Poprawa, jeśli chodzi o liczbę przeczytanych książek w tym tygodniu była niewielka, bo udało mi się skończyć tylko dwie lektury, które miałem na ukończeniu już tydzień temu. Natomiast intensywnie posuwam się do przodu z innymi utworami, zwłaszcza z Popielem Witolda Jabłońskiego i Dziećmi Burzy Magdaleny Świerczek-Gryboś - jest wielce prawdopodobne, że o ile niebo nie zwali mi się na głowę, będę mógł w następnej notce coś o nich napisać.

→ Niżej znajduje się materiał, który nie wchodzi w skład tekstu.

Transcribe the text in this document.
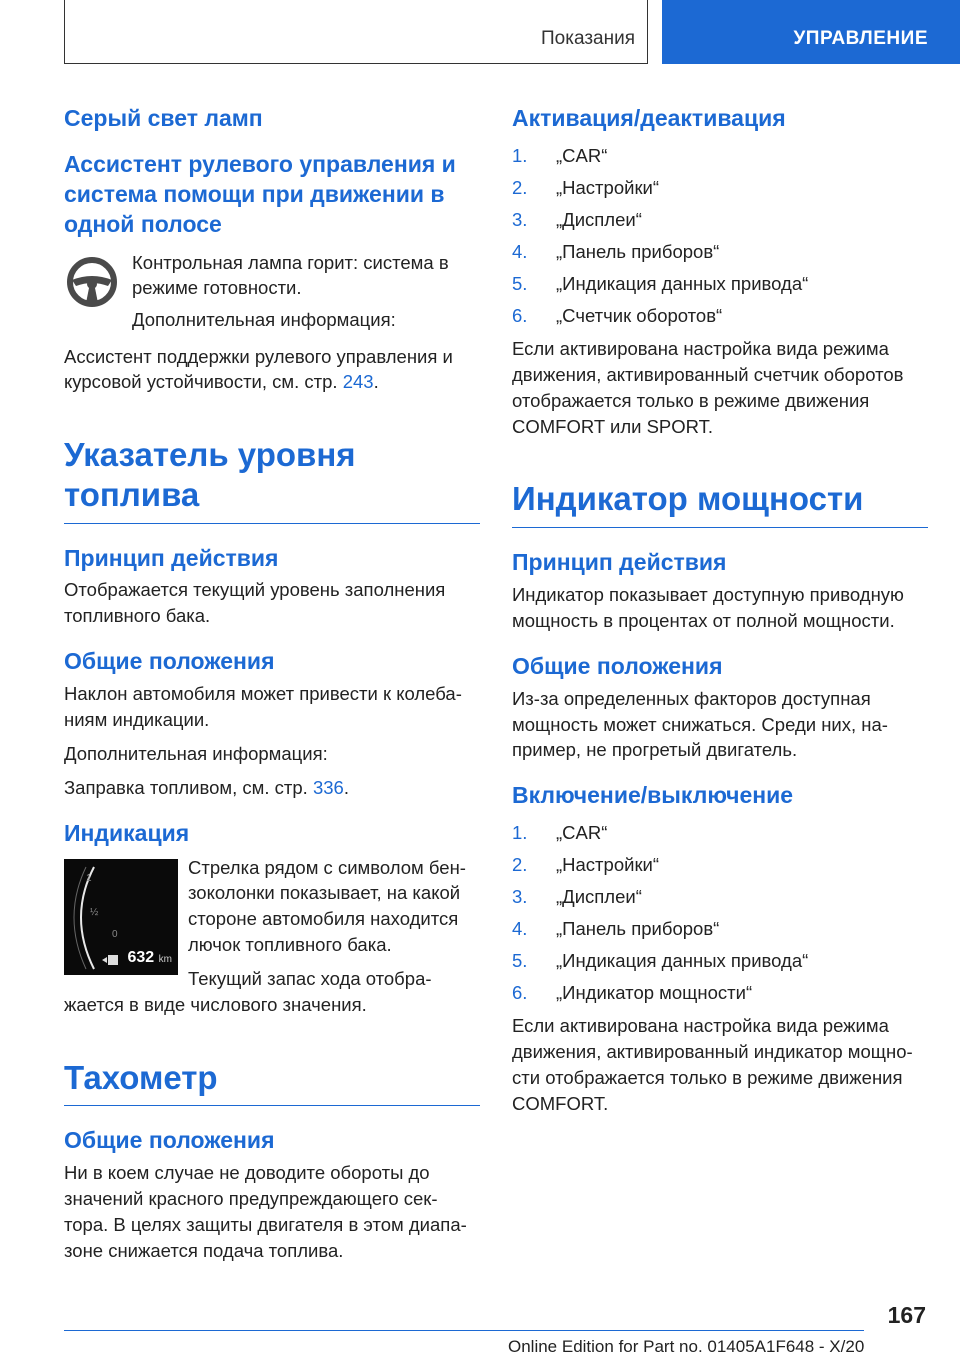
Показания	УПРАВЛЕНИЕ
Серый свет ламп
Ассистент рулевого управления и система помощи при движении в одной полосе

Контрольная лампа горит: система в режиме готовности.

Дополнительная информация:

Ассистент поддержки рулевого управления и курсовой устойчивости, см. стр. 243.

Указатель уровня топлива
Принцип действия

Отображается текущий уровень заполнения топливного бака.

Общие положения

Наклон автомобиля может привести к колеба-ниям индикации.

Дополнительная информация:

Заправка топливом, см. стр. 336.

Индикация
1
½
0
632 km

Стрелка рядом с символом бен-зоколонки показывает, на какой стороне автомобиля находится лючок топливного бака.

Текущий запас хода отобра-жается в виде числового значения.

Тахометр
Общие положения

Ни в коем случае не доводите обороты до значений красного предупреждающего сек-тора. В целях защиты двигателя в этом диапа-зоне снижается подача топлива.

Активация/деактивация
1. „CAR“
2. „Настройки“
3. „Дисплеи“
4. „Панель приборов“
5. „Индикация данных привода“
6. „Счетчик оборотов“

Если активирована настройка вида режима движения, активированный счетчик оборотов отображается только в режиме движения COMFORT или SPORT.

Индикатор мощности
Принцип действия

Индикатор показывает доступную приводную мощность в процентах от полной мощности.

Общие положения

Из-за определенных факторов доступная мощность может снижаться. Среди них, на-пример, не прогретый двигатель.

Включение/выключение
1. „CAR“
2. „Настройки“
3. „Дисплеи“
4. „Панель приборов“
5. „Индикация данных привода“
6. „Индикатор мощности“

Если активирована настройка вида режима движения, активированный индикатор мощно-сти отображается только в режиме движения COMFORT.

167
Online Edition for Part no. 01405A1F648 - X/20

56. Umieranie to parszywa robota - antologia, Fantazmaty 2019 (Kindle)
Kolejna darmowa antologia od Fantazmatów zawiera opowiadania dotyczące śmierci. Ich autorzy są raczej mało znani - z publikujących tu nazwisk kojarzę tylko Agnieszkę Fulińską, Grzegorza Gajka, Michała Renca (którego poznałem osobiście wiele lat temu, o ile nie jest to zbieżność nazwisk) i Krzysztofa Matkowskiego (a tego głównie z tego, że trzy jego opowiadania, w tym znajdujące się w tej antologii Słowa, których nie powiem Łucji są nominowane w tym roku do Nagrody Zajdla). Pozostali, nawet jeśli miałem już jakiś kontakt z ich twórczością, nie zapadli mi w pamięć. Oczywiście nie oznacza to, że opublikowane tu opowiadania są słabe. Wręcz przeciwnie - czytało mi się je dobrze, prezentowały ciekawe i różnorodne podejścia do tematu śmierci i stanowiły przyjemną lekturę. A ponieważ antologie Fantazmatów są jednym z niewielu miejsc, gdzie można przeczytać fantastyczne opowiadania (właściwie oprócz Nowej Fantastyki, która ma ograniczenia objętościowe, i sporadycznych wydawnictw od Sine Qua Non nic innego mi nie przychodzi do głowy), warto sięgnąć po tę pozycję. Raz: stoi ona na wysokim poziomie; dwa: jest dostępna za darmo; trzy: jest to okazja do poznania kilku ciekawych nazwisk, których twórczość można w przyszłości śledzić.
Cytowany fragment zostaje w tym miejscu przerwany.